A novel of startling intimacy, violence, and mercy among friends in a Midwestern university town, …

Review of 'Real life' on 'Goodreads'

1 star

where to even start? A group of randomly drawn together graduate students who are mostly gay men, who won't eat meat at parties, who use fake personas to approximate intimate relationships with each other, who allow blatant racism to be unchallenged, who can identify their own hurts and insecurities but cannot fathom this is a universal experience, spend an excruciatingly long weekend together gazing at their navels, violating each others' privacy, getting hurt, causing hurt and gossiping. in other words: friends?

first off, the grad student aspect had lots of potential - it IS an isolated, privileged life where the money comes from grants, adolescence gets extended, and it's natural you might ponder the point of life as you watch your old cohort moving on to the next stages of their career. but the author only addresses that through a sidebar discussion with Vincent, a longterm boyfriend of one of the grad students. when the main character toys with the idea of leaving grad school it's framed as a calamity, as if an education is only of value if you finish with a PhD, as if he'd slide right back to Alabama with no prospects for his future
and there is no context as to why Wallace's faculty advisor has turned on him, no scenes of their interactions before the combative rival grad student, the one who accuses him of misogyny, arrives in his second year. this rival grad student has an oversized dislike for Wallace that the reader has to assume is based on racism (or she's batsh*t crazy, switching a protein prep kit rather than admit a setback) and yet Wallace can walk past a couple with children and remark to himself: "their parents bring up the rear, an attractive middle-aged man - Wallace has seen him on the app, he thinks - and a woman with a tight, mean face, dark hair, green eyes, lots of freckles, skin like an aging banana peel"

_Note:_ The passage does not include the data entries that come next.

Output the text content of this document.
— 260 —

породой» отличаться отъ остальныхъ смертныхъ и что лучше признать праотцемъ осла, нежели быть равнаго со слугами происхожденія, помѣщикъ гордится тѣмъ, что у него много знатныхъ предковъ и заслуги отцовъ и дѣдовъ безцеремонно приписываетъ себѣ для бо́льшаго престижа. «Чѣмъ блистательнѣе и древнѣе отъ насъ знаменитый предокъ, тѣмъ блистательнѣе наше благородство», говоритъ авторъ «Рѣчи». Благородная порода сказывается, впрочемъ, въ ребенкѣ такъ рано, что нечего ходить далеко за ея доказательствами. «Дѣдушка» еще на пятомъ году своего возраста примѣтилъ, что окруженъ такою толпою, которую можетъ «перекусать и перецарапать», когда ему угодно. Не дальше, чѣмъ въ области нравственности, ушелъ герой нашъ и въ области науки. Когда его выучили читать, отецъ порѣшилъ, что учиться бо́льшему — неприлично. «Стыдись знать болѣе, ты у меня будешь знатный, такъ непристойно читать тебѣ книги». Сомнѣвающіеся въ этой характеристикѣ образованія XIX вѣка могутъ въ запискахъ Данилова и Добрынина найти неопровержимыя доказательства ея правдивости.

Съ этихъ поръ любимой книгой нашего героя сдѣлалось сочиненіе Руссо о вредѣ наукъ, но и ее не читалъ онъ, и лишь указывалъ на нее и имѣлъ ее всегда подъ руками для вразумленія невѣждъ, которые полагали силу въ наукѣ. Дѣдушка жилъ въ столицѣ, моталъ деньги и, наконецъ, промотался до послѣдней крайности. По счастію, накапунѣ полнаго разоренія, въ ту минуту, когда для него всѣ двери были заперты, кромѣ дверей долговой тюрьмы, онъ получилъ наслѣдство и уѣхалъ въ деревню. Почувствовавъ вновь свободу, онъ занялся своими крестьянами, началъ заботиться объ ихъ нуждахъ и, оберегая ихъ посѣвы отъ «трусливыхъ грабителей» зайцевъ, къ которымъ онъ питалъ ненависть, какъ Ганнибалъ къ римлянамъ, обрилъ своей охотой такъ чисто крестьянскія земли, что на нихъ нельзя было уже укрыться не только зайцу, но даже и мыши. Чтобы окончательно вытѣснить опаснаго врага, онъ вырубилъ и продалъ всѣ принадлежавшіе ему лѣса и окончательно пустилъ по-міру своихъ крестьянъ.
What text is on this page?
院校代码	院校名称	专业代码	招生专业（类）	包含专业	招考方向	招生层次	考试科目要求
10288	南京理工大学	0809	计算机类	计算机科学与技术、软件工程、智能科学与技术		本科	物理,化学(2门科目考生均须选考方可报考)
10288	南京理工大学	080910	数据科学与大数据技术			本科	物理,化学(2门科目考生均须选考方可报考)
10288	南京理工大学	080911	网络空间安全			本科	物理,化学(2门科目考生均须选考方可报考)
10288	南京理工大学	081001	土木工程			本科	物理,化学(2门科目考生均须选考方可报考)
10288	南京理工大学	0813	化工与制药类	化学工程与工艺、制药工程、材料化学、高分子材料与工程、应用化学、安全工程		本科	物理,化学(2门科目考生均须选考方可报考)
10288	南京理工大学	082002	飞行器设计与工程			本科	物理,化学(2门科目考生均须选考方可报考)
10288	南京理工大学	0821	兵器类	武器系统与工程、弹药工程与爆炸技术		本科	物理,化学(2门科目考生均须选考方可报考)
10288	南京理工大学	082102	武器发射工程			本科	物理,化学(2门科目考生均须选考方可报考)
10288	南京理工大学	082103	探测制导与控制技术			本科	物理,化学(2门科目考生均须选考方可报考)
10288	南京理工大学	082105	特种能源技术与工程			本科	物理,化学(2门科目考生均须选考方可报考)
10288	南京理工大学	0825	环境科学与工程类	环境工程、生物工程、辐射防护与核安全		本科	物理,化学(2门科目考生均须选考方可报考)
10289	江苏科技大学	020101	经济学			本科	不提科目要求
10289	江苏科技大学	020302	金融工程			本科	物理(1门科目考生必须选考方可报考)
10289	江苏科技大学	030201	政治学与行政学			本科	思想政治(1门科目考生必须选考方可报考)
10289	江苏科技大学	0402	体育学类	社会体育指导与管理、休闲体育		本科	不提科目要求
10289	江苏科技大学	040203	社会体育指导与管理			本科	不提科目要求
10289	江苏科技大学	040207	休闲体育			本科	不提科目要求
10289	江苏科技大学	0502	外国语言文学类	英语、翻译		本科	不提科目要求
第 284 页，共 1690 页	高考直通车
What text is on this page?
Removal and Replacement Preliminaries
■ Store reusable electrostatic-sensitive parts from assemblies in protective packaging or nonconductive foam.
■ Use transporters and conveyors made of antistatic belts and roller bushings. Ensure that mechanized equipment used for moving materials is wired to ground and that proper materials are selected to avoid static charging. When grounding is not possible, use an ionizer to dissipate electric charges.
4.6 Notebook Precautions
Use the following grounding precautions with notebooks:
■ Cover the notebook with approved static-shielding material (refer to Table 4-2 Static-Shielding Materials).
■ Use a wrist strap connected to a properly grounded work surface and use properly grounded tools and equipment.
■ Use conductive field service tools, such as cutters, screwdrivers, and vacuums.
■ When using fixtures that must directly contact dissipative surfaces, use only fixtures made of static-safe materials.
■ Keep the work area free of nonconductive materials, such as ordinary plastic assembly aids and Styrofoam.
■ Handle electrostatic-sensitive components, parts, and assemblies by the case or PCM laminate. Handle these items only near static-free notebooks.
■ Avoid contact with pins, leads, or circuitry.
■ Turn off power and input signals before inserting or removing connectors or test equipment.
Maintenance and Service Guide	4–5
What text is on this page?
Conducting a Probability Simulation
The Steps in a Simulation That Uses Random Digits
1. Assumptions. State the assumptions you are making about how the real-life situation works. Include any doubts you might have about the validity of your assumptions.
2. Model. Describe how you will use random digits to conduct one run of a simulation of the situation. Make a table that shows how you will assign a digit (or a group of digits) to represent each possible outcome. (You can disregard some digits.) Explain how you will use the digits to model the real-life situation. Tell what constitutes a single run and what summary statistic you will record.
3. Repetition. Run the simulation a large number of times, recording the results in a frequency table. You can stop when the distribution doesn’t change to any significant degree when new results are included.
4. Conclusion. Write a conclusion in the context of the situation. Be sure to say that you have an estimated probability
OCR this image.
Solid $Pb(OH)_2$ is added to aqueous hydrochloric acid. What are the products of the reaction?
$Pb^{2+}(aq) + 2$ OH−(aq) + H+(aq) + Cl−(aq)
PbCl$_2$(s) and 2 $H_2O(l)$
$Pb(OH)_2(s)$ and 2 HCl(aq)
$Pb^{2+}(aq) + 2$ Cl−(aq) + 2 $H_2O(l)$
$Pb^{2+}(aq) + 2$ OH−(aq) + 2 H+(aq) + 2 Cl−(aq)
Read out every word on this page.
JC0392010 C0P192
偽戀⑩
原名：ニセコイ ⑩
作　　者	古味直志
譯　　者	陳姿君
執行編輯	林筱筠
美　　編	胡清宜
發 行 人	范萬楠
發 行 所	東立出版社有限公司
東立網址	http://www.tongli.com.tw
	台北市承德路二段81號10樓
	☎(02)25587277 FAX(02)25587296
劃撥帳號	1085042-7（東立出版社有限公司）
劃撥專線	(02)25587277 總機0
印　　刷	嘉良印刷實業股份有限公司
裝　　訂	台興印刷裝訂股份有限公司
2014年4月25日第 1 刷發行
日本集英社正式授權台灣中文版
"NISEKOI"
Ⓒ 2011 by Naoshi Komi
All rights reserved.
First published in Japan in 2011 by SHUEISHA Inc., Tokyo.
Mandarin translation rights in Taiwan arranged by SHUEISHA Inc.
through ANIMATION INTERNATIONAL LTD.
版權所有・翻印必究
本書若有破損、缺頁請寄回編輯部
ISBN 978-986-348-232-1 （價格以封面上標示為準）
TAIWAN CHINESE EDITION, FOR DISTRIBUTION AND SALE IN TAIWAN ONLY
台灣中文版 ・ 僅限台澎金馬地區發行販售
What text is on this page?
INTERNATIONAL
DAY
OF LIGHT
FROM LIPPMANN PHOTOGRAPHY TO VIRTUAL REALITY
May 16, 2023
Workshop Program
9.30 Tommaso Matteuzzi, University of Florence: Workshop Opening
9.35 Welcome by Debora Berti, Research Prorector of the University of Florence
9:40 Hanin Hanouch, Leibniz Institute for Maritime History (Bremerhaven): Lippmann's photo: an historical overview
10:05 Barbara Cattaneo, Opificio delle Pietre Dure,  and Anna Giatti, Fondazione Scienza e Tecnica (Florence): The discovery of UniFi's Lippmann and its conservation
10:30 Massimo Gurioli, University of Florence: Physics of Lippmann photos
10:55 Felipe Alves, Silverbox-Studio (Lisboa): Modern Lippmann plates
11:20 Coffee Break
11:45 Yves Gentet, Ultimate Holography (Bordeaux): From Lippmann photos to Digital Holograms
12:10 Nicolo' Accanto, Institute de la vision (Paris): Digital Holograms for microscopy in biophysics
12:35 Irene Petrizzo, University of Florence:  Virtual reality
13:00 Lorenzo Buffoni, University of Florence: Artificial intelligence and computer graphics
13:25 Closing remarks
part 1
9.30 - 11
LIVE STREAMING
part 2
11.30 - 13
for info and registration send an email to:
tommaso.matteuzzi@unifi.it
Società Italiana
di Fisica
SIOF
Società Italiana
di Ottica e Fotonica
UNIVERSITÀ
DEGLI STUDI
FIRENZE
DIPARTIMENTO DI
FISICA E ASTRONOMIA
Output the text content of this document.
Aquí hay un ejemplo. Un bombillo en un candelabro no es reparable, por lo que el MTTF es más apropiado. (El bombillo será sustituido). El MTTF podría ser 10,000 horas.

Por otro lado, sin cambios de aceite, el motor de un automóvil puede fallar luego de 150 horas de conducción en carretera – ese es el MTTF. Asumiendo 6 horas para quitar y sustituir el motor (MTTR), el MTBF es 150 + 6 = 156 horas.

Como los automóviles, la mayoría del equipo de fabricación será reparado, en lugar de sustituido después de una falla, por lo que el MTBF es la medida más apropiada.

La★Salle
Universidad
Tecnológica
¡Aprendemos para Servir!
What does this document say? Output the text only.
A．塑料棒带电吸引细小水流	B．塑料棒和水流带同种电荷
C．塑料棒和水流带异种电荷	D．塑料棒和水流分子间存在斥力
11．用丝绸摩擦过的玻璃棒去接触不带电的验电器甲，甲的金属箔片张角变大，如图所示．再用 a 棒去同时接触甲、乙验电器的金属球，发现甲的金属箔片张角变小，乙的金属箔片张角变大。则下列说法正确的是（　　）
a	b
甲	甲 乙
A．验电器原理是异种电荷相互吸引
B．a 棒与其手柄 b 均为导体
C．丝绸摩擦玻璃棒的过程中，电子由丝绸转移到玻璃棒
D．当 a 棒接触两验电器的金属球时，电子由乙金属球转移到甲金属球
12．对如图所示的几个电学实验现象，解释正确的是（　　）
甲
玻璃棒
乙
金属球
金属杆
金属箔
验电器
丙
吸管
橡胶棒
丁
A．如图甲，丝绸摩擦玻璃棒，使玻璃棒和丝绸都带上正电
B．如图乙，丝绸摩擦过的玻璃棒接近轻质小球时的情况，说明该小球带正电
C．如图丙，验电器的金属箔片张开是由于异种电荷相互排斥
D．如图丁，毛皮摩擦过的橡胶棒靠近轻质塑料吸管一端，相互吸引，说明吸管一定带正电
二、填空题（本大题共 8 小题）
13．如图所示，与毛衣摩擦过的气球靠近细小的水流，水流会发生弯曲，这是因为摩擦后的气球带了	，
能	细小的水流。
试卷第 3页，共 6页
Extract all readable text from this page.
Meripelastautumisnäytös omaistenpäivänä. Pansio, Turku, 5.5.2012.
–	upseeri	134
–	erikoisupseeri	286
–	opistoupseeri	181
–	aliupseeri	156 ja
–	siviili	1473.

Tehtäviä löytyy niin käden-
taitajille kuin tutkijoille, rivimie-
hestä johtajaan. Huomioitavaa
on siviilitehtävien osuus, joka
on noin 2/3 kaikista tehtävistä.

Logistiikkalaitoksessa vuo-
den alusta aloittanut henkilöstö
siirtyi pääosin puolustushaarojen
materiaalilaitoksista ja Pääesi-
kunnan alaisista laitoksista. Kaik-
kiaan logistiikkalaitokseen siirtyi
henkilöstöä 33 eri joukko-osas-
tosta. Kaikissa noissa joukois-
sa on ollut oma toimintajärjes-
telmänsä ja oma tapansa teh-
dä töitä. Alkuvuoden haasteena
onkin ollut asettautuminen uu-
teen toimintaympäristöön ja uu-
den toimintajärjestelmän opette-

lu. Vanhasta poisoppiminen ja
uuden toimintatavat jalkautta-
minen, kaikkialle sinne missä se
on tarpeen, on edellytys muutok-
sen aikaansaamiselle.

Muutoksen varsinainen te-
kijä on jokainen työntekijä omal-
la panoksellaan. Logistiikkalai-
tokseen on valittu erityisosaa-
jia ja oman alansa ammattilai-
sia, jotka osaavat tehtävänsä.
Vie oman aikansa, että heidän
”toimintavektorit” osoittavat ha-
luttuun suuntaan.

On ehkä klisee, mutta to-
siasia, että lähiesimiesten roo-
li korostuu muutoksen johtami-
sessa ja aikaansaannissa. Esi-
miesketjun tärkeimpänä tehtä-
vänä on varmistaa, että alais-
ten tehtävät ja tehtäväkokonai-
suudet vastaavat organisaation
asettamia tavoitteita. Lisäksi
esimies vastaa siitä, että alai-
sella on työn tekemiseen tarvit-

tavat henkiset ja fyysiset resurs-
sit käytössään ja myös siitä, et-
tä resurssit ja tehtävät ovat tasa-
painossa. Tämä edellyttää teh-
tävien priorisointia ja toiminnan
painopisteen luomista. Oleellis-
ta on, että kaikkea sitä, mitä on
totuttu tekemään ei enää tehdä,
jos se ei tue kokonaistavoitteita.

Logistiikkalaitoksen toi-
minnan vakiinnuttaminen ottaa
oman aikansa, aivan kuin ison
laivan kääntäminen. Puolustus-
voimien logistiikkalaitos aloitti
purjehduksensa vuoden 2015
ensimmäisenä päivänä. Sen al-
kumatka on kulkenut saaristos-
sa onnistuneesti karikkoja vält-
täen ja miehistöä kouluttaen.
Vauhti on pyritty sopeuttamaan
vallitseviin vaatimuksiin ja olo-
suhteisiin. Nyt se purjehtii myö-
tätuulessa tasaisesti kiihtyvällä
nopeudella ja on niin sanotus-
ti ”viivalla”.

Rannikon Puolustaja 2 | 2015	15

but ultimately it was the sex descriptions that left me cold: especially the (let's face it) rape scene near the end that was bewildering, disturbing, and somehow part of the plot's climax. the sex starts as a brutal assault which mimics Wallace's childhood sexual abuse, switches to a passive assault where Wallace essentially pretend to be a willing partner, and then moves to an actual fight with biting and punching. and then there isn't a resolution. nothing. which is also part of the plot's climax: as opposed to Miller, Wallace sees no point in talking about terrible things that happen to him because it doesn't change the fact that they happened.

and that encapsulates the novel. horrible things happen. and there's no point in going further than that. who wants to spend 300+ pages in that?